Spleen Stiffness Measured by 2D-Shear Wave Elastography and Rebleeding Risk in Cirrhotic Patients Undergoing Endoscopic Variceal Ligation for Variceal Bleeding
Background and Aims. Endoscopic variceal ligation (EVL) of esophageal varices alters the portal pressure. We observed the changes in 2D-shear wave elastography (2D-SWE) measurements of spleen and liver following EVL and tried to identify the predictors for rebleeding and mortality at 6 months. Methods.

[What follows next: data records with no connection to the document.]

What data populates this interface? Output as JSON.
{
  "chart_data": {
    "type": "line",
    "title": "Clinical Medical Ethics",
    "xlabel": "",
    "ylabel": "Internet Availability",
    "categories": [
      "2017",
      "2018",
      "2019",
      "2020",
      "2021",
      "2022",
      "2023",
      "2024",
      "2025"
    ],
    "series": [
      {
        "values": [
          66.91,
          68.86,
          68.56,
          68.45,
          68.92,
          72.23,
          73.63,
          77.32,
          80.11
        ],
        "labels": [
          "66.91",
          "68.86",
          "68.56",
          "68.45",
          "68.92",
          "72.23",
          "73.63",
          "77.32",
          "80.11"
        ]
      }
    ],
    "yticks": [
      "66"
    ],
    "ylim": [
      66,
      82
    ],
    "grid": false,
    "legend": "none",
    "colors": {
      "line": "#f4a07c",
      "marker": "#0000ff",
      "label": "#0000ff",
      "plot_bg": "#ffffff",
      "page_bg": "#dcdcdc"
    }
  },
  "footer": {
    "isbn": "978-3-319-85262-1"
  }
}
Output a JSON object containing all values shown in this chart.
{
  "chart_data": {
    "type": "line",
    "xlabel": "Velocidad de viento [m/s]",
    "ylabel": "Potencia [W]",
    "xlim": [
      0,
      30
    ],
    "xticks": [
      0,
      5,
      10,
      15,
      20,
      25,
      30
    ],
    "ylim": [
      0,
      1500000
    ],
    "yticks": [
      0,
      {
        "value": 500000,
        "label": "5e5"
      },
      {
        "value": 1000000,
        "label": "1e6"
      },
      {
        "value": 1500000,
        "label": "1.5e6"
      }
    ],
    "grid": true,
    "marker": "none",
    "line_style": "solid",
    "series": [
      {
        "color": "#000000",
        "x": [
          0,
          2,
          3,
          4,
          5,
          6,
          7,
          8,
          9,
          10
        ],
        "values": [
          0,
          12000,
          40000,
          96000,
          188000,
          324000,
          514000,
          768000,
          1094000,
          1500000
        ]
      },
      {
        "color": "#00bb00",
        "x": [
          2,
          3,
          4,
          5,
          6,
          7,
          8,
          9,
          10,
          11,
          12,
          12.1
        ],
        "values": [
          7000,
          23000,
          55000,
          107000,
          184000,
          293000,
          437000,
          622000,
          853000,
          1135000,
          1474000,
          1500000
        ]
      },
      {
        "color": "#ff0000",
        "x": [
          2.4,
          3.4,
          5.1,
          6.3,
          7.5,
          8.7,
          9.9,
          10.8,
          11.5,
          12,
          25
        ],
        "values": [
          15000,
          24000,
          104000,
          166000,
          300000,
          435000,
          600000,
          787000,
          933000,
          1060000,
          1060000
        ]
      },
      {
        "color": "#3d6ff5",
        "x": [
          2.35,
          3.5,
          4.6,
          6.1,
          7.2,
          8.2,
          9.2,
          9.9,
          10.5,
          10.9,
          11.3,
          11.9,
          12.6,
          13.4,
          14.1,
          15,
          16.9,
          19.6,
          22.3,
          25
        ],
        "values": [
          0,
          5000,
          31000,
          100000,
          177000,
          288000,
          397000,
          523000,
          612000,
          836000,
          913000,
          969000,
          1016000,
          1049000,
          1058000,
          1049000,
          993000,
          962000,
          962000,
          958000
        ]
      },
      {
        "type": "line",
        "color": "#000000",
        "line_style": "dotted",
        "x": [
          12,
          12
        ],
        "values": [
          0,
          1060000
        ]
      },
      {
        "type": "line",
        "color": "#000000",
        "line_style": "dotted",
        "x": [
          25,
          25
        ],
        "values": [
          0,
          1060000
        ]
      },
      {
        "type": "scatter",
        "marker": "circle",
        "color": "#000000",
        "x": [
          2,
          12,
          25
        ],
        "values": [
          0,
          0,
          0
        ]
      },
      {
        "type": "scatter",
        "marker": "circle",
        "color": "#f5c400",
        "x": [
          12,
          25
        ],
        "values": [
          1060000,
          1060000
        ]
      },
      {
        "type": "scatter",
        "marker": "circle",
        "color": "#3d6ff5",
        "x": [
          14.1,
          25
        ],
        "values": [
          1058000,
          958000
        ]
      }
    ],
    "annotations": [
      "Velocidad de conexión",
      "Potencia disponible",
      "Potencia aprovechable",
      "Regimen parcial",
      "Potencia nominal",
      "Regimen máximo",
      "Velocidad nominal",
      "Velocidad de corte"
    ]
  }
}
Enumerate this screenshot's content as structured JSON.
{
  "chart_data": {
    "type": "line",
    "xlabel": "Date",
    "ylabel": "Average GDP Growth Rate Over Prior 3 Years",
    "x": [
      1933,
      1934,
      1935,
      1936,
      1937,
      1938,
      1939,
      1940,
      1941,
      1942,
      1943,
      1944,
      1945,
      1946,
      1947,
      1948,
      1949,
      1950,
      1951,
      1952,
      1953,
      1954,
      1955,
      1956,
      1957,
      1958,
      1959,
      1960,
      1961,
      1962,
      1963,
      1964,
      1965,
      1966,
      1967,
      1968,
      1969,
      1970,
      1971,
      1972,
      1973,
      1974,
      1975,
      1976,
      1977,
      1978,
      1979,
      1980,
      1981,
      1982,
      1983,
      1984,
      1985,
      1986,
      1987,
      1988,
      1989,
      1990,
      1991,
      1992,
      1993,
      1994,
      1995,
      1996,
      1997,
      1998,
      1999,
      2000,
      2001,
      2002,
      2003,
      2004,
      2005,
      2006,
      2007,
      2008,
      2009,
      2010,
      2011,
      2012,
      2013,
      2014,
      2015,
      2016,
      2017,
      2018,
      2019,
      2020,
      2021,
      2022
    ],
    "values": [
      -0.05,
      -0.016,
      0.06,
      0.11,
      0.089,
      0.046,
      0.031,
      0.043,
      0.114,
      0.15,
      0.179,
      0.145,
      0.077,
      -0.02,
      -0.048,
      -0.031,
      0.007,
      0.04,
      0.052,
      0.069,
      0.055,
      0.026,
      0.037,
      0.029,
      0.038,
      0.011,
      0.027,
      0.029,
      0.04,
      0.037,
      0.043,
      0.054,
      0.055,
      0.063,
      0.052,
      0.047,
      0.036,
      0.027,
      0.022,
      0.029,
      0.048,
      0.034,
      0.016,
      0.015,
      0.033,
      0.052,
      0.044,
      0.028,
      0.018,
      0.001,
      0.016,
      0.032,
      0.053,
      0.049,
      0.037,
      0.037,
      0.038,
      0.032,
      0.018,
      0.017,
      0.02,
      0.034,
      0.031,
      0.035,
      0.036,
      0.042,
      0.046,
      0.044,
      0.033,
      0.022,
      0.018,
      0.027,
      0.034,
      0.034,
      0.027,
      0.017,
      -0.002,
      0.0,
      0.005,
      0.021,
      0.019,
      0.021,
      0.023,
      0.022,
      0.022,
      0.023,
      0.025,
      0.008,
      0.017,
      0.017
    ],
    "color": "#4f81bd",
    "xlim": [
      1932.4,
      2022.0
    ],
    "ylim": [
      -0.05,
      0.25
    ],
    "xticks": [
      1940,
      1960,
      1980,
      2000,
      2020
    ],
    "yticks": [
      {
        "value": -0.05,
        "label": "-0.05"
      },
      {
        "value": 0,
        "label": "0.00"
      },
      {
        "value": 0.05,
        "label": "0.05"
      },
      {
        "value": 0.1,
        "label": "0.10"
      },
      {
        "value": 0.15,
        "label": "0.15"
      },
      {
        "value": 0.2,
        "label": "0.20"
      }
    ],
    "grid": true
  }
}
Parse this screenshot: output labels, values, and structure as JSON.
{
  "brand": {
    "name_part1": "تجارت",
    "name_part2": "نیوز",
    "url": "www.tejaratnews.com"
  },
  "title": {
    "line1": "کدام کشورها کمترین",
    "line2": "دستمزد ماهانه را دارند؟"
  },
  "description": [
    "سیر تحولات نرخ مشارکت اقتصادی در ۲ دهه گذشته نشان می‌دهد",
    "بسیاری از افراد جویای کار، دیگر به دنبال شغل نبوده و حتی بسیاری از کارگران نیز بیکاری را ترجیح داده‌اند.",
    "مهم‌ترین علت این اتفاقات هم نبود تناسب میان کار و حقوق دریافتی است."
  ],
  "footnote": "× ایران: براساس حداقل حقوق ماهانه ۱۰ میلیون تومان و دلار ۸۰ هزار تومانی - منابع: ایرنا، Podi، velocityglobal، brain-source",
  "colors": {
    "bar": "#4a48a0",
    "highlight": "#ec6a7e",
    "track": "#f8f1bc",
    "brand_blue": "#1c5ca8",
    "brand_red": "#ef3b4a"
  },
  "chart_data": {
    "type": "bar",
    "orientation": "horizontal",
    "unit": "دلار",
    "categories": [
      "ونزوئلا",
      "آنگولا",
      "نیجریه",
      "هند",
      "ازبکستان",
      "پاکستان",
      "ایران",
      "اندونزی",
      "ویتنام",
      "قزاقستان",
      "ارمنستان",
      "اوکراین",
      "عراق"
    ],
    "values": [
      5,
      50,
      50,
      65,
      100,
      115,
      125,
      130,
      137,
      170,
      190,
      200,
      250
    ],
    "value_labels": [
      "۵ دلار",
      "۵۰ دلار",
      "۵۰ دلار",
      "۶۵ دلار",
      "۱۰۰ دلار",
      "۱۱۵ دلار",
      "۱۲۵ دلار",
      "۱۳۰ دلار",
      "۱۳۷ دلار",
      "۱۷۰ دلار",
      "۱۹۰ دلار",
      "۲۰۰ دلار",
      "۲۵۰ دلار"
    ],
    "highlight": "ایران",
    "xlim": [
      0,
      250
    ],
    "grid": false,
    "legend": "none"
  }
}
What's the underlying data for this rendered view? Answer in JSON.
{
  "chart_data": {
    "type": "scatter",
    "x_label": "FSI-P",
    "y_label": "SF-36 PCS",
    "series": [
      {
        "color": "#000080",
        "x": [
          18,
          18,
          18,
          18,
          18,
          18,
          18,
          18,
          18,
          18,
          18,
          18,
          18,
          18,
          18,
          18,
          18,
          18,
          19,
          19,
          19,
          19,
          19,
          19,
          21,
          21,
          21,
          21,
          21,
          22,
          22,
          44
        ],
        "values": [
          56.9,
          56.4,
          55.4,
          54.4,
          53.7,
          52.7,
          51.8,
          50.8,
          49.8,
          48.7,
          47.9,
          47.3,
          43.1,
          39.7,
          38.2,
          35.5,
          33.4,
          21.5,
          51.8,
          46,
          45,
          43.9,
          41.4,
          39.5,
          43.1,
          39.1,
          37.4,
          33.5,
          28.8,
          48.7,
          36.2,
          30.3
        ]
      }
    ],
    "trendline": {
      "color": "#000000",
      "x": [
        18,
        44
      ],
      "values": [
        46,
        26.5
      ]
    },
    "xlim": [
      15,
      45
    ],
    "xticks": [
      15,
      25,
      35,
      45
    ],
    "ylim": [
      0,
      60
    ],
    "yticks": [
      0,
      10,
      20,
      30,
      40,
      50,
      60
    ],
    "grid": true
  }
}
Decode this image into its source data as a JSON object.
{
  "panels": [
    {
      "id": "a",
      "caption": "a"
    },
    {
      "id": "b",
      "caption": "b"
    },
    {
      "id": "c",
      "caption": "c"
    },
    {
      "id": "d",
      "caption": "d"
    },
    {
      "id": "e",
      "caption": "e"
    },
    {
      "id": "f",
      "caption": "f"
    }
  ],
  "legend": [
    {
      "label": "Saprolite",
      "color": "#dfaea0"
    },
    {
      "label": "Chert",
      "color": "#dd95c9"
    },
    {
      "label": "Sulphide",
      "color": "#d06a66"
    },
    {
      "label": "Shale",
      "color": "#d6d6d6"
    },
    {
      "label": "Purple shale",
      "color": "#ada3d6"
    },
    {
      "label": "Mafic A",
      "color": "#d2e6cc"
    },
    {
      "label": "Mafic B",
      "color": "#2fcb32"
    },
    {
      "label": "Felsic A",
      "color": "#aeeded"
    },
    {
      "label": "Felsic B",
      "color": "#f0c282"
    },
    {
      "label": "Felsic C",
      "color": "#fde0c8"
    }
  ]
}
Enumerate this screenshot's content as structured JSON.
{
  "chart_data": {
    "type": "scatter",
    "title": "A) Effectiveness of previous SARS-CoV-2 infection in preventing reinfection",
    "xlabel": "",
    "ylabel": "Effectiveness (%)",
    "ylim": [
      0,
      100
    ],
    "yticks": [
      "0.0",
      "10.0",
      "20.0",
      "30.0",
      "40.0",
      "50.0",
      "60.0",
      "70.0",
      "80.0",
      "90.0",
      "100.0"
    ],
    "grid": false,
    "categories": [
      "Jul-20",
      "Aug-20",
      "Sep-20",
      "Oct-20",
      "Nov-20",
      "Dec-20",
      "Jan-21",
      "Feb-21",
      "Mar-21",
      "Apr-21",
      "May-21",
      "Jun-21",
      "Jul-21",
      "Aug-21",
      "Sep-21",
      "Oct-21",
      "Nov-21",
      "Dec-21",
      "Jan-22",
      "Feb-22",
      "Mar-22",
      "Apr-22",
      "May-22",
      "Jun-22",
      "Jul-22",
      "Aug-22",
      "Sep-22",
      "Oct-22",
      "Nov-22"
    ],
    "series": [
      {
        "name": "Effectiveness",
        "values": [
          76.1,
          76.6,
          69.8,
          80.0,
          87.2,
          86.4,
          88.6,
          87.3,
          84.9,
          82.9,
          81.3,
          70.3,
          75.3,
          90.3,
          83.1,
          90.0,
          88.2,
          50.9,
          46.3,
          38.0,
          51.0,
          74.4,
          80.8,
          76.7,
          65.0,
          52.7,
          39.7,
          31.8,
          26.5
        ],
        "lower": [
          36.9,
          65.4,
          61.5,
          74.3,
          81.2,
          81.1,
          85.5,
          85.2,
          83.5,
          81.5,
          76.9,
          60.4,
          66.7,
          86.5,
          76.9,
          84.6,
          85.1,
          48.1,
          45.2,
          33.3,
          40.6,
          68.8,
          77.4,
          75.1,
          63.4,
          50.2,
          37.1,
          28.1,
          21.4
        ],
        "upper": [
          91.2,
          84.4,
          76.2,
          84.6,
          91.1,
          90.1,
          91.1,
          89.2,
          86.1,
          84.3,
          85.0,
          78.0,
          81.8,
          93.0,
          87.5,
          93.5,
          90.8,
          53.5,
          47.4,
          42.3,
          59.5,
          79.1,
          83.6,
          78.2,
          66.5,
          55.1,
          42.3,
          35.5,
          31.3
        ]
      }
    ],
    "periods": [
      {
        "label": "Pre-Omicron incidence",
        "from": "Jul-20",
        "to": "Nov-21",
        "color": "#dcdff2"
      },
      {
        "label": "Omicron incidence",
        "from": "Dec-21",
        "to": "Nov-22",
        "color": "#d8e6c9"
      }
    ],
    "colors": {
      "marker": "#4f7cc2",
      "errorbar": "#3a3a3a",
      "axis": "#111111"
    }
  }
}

A prospective observational study of 202 patients who underwent EVL for bleeding esophageal varices was done. 2D-SWE measurements of liver stiffness (LS) and spleen stiffness (SS) and spleen volume (SV) were measured half an hour before, 1 hour, 2 weeks, and 6 weeks after EVL. All were followed up for 6 months for rebleeding and all-cause mortality. Results. 83 patients were in child C (41%). Difference in SV, SS, and LS at 2 and 6 weeks from baseline was noted as Delta 2 (2nd week post-EVL - pre-EVL SV, LS, and SS) and Delta 3 (6th week post EVL - pre - EVL SV, LS and SS), respectively. Mean Delta 2 VOL and Delta 3 VOL were lower in the bleeding and mortality groups. Delta 2 SS, Delta 3 SS, Delta 2 LS, and Delta 3 LS were higher in the rebleeding and mortality groups. These changes were statistically significant. AUROC in predicting rebleeding was the highest for Delta 2 VOL (0.773) and Delta 3 LS (0.764) amongst the USG parameters that performed better than MELD score (0.677). AUROC in predicting mortality was the highest for Delta 3 VOL and Delta 2 VOL-0.873 and 0.842, respectively, and higher than MELD’s (0.641). Statistically significant variables in binary logistic regression analysis for rebleeding were Delta 3 LS and Delta 3 SS and none for mortality. Conclusion. LS, SS, and SV change after EVL. Changes in liver and spleen stiffness at 6 weeks from baseline had good diagnostic accuracy for predicting rebleeding at 6 months.